Interpretive Summary: Certain metabolites that build up in blood and tissues may contribute to cell stress and inflammation associated with obesity and sedentary lifestyle. With insulin-resistance or pre-diabetes, mismatches between tissue fatty fuel delivery and fat combustion results leads to excessive accumulation of metabolite markers of incomplete fatty acid oxidation. These metabolites include a class known as short- or medium-chain acylcarnitines, thought to contribute to muscle cell stress and inflammation that may exacerbate resistance to the blood sugar-regulating hormone insulin. It was reasoned that incomplete FAO and the associated metabolite markers in muscle would be normalized concurrent with improved insulin sensitivity and fitness following a ~14 wk training and weight loss intervention in obese, sedentary, insulin-resistant women. Contrary to this hypothesis, overnight-fasted and exercise-induced blood plasma acylcarnitine markers of incomplete fat combustion did not differ between pre-intervention and post-intervention phases. These metabolites all increased robustly with modest exercise and decreased during a 20 min cool-down, highlighting that ramped-up muscle work accelerates fat delivery to the tissue that exceeds capacity to fully burn the fuel. This supports the idea that, regardless of insulin sensitivity and fitness, incomplete FAO is closely tethered to absolute ATP turnover rate. Finally, we considered the question of how muscle communicates to the brain during exercise, by asking if acylcarnitine metabolites signal to muscle-innervating circuits. Consistent with this idea, the 16-carbon metabolites palmitoylcarnitine activated a sub-set (~2.5-5%) of these neurons in cell culture. This supports the hypothesis that in addition to tracking exercise-associated shifts in fuel metabolism, muscle acylcarnitines act as exertion signals to short-loop somatosensory-motor circuits or to the brain. Understanding how fatigue and exertion signals change in the pre-diabetic state, obesity, and among individuals may hold the key in designing context-specific physical activity interventions to improve metabolic health.

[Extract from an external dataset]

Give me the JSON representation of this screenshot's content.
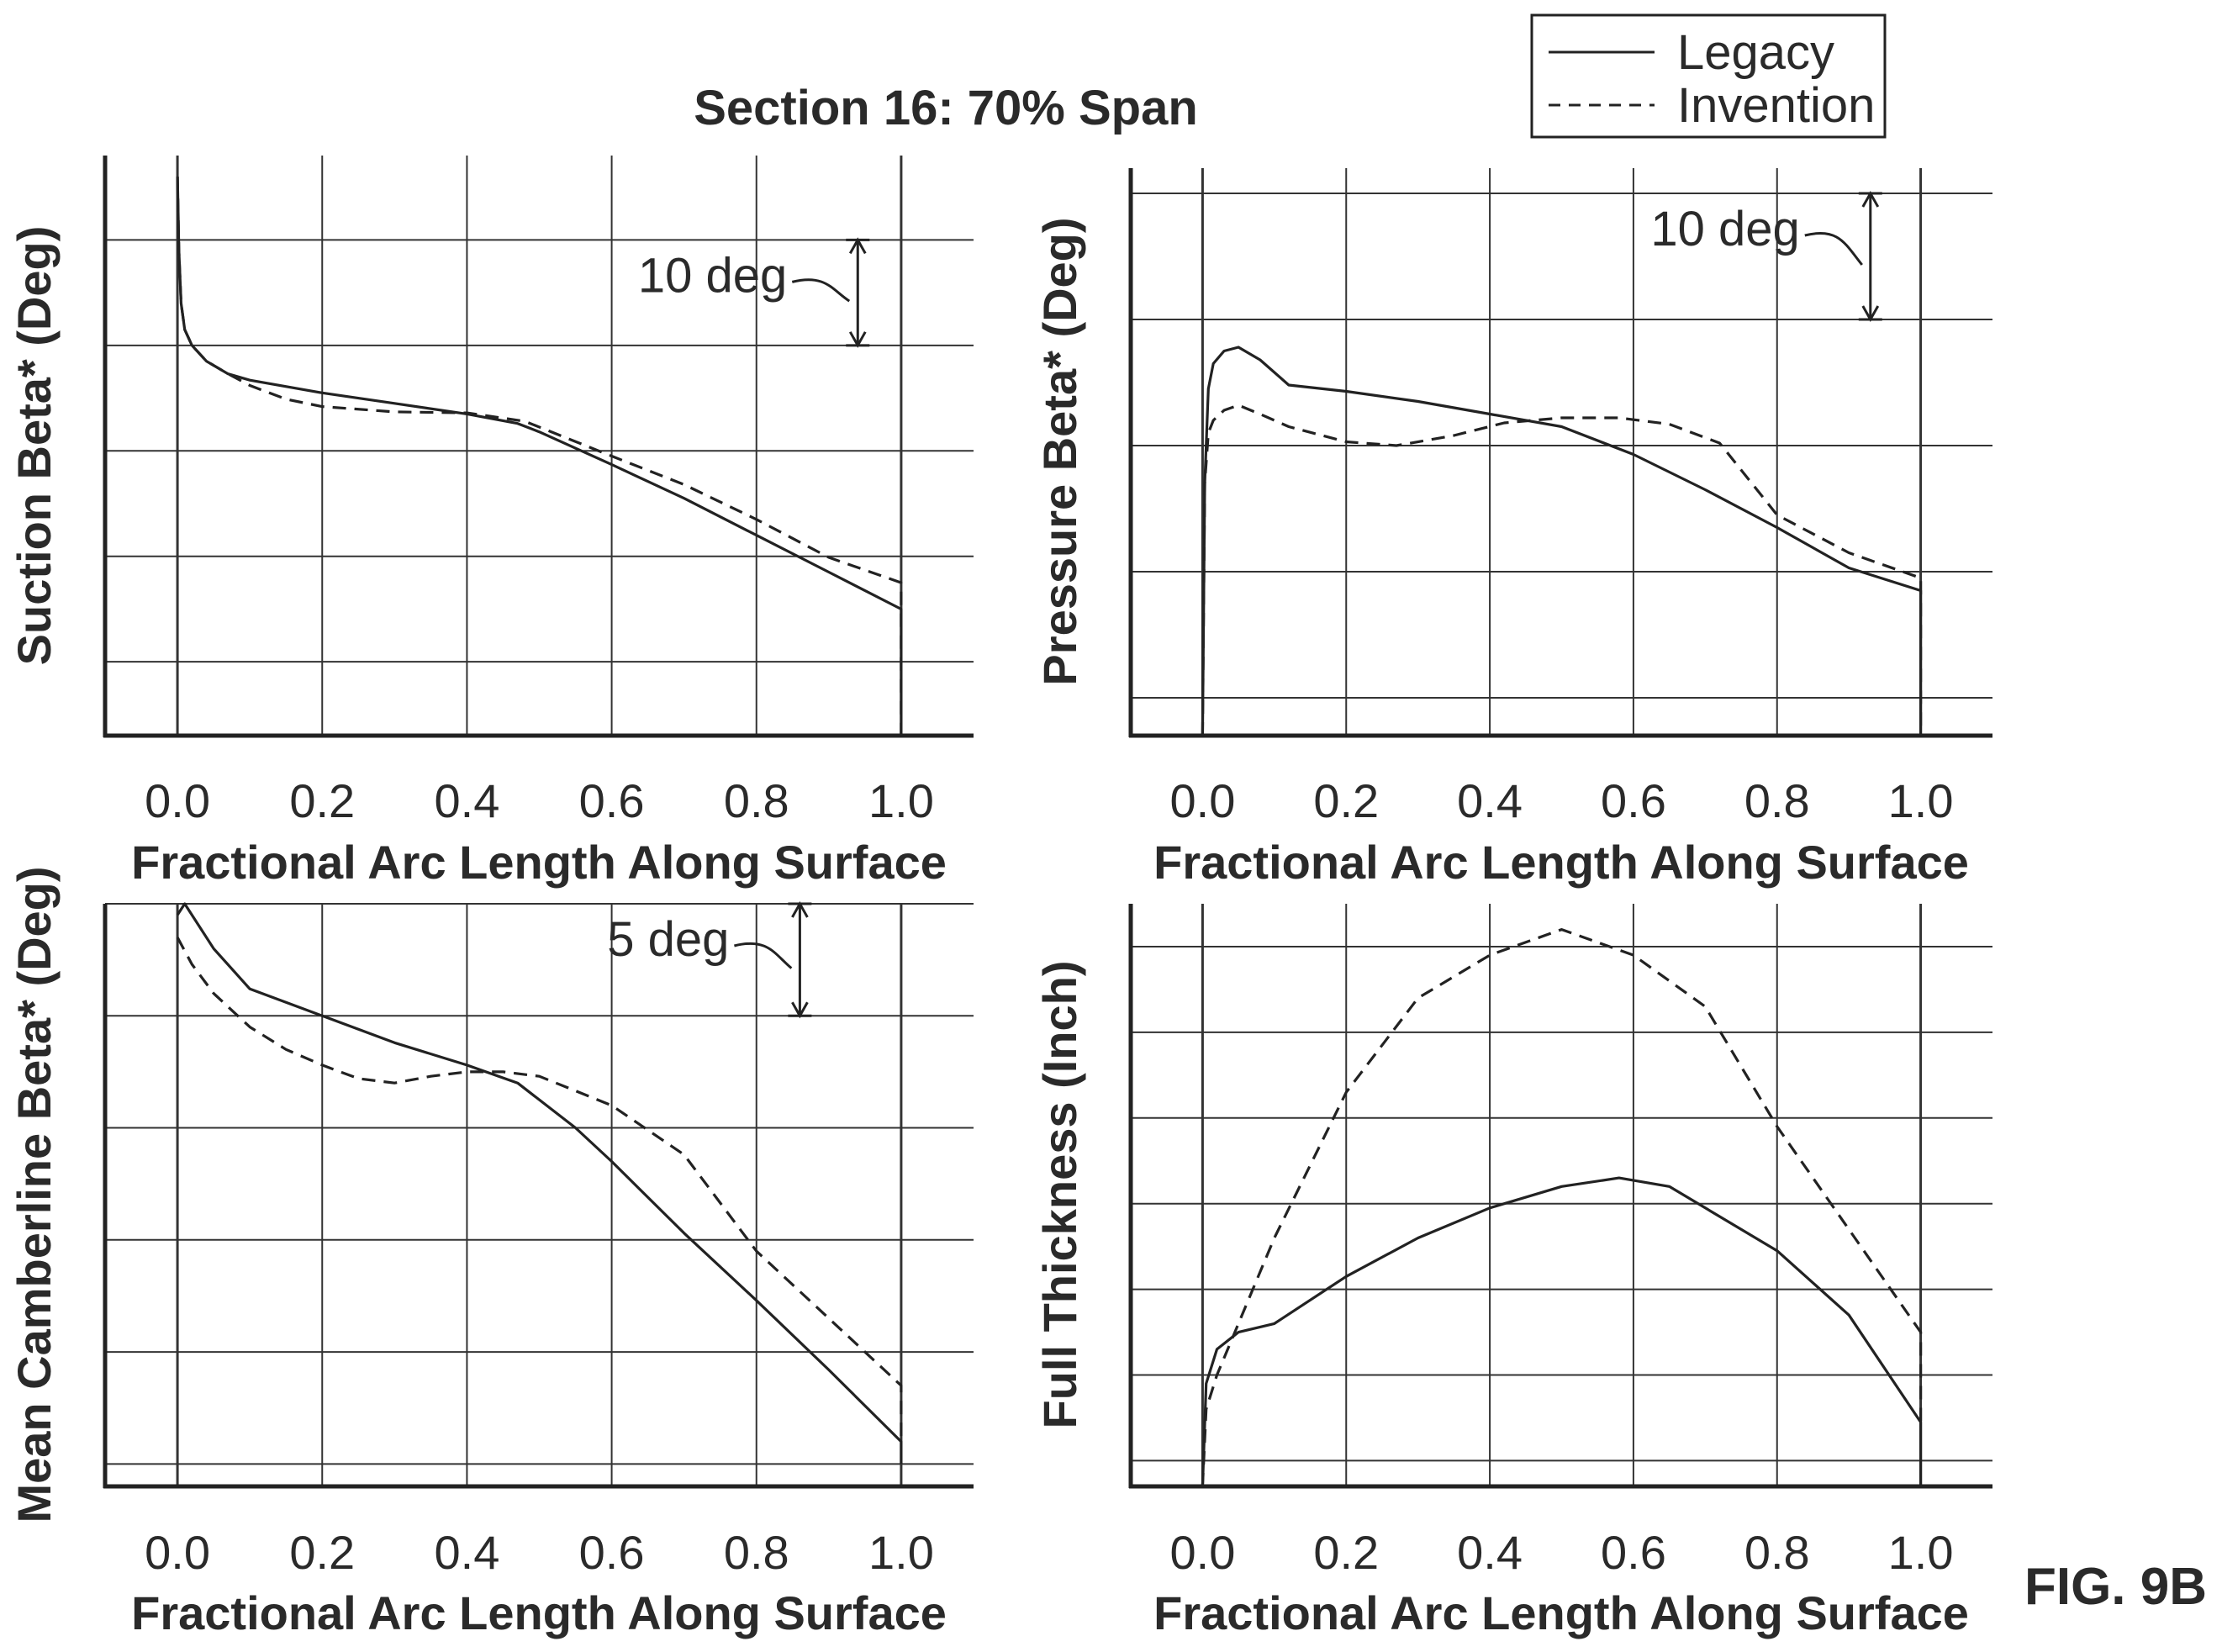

Technical Abstract: With insulin-resistance or type 2 diabetes mellitus, mismatches between mitochondrial fatty acid fuel delivery and oxidative phosphorylation/tricarboxylic acid cycle activity may contribute to inordinate accumulation of short- or medium-chain acylcarnitine fatty acid derivatives (markers of incomplete long-chain fatty acid oxidation [FAO]). We reasoned that incomplete FAO in muscle would be ameliorated concurrent with improved insulin sensitivity and fitness following a ~14 wk training and weight loss intervention in obese, sedentary, insulin-resistant women. Contrary to this hypothesis, overnight-fasted and exercise-induced plasma C4-C14 acylcarnitines did not differ between pre-intervention and post-intervention phases. These metabolites all increased robustly with exercise (~45% of pre-intervention VO2peak) and decreased during a 20 min cool-down. This supports the idea that, regardless of insulin sensitivity and fitness, intramitochondrial muscle B-oxidation and attendant incomplete FAO are closely tethered to absolute ATP turnover rate. Acute exercise also led to branched-chain amino acid (BCAA) acylcarnitine derivative patterns suggestive of rapid diminution of BCAA flux through mitochondrial branched-chain ketoacid dehydrogenase complex. We confirmed our prior novel observation that weight loss/fitness intervention alters plasma xenometabolites (i.e., cis-3,4-methylene-heptanoylcarnitine, and y-butyrobetaine [a co-metabolite possibly derived in part from gut bacteria]), suggesting that host metabolic health regulated gut microbe metabolism. Finally, we considered if acylcarnitine metabolites signal to muscle-innervating afferents: palmitoylcarnitine at concentrations as low as 1-10 uM activated a sub-set (~2.5-5%) of these neurons ex vivo. This supports the hypothesis that in addition to tracking exercise-associated shifts in fuel metabolism, muscle acylcarnitines act as exertion signals to short-loop somatosensory-motor circuits or to the brain.